The complete budget for the project is $12 million and is being funded by the US Department of the Interior. The goal to restore Nisqually is consistent with its Comprehensive Conservation Plan, something that every wildlife refuge is required by law to have. It is essentially a long-term zoning blueprint.
The goal of restoration here is to reconnect it to the Puget Sound, as it was over a hundred years ago. Ultimately, the idea is to mimic the conditions and landscapes the Nisqually river basin would have seen before the Brown farm family moved in. The Brown family moved into this river basin and farming in the 1800s. They built a dike to separate the land from the Puget Sound, to irrigate their crops. When the Refuge took over in 1974 it kept the Delta the way the Brown family had it.
Tidal restoration means the Brown family twin barns would most likely disappear. But I cannot see the Refuge removing the twin barns, which now serve as a feeding and nesting ground for several kinds of swallow and pigeon.
Overturning mounds of dirt, removing snags and displacing habitat could indeed disturb bird populations. At Nisqually there are nature information signs explaining that specific songbirds (who mostly migrate to Nisqually during the summer) have distinct migration patterns and rigorously obey an infallible internal clock. Some of these birds are rare to the Northwest and find refuge at the river basin because of its rich, lowlying wetland area. Environmental scientists have found that some hummingbirds, not specifically just at Nisqually, return to migratory destinations on the exact same day each year. Any restoration project of this scale probably has some effect on this migration.
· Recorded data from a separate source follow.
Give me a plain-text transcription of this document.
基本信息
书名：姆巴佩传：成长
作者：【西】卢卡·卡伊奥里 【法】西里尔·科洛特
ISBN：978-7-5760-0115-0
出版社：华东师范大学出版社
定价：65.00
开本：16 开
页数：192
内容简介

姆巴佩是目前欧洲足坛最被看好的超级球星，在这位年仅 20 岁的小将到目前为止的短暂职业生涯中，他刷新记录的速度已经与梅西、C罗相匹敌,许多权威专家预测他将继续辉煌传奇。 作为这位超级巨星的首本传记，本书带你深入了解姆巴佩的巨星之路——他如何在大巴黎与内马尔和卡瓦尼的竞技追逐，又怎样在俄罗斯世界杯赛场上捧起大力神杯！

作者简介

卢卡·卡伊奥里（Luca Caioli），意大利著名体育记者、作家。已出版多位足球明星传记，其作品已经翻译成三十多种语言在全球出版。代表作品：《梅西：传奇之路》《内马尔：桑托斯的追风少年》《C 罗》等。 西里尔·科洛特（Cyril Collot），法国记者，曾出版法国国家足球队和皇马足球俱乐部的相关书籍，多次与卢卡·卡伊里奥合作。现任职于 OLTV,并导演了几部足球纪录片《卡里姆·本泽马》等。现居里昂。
Some birdwatchers use checklists. When they see a new or rare bird, they are more interested in checking it off their list than they are watching its behavior.
There should be more “environmental study areas,” or at least the practice should be encouraged. (The idea of having a restricted “environmental study area” where birdwatchers and amateur behavioral scientissts and are not allowed to sit and study is a slap in the face.) But being more conscious of each area – not just in Nisqually but everywhere – as an “environmental study area” puts things in a new light. When you pass through an area on a trail – just to get to the other side – you miss all the excitement that could happen in just a twenty-minute period: all the various animals that are present in one spot, who take turns rearing their heads and exposing themselves; the patterns of falling cones and seeds from trees; the sudden changes in scenery with the addition or subtraction of one bird species; the hundreds of nooks and crannies above and below you that serve as homes; the fungus.
In real-time this is difficult to see. The swallows are constantly flipping, barreling and somersaulting through the sky in order to “swallow” insects that shift direction more rapidly that most birds. But with the camera taking still shots you can see each maneuver at a time.
Turning back the clock on Nisqually by a hundred years or more will be difficult. The Western Ecological Research Center (WERC) scientists seem confident they can do this, and have an overall greater outcome, and that they can minimize disturbances in the process. The restorers are only removing some dikes and levees to allow Puget Sound water to filter upstream. They are adding more levees and dikes further inland (presumably for lowland protection and trail use). But a new habitat, and a new environment, has been created since the development of the Brown Farm. The dikes are not natural, but they are now a part of the lanscape.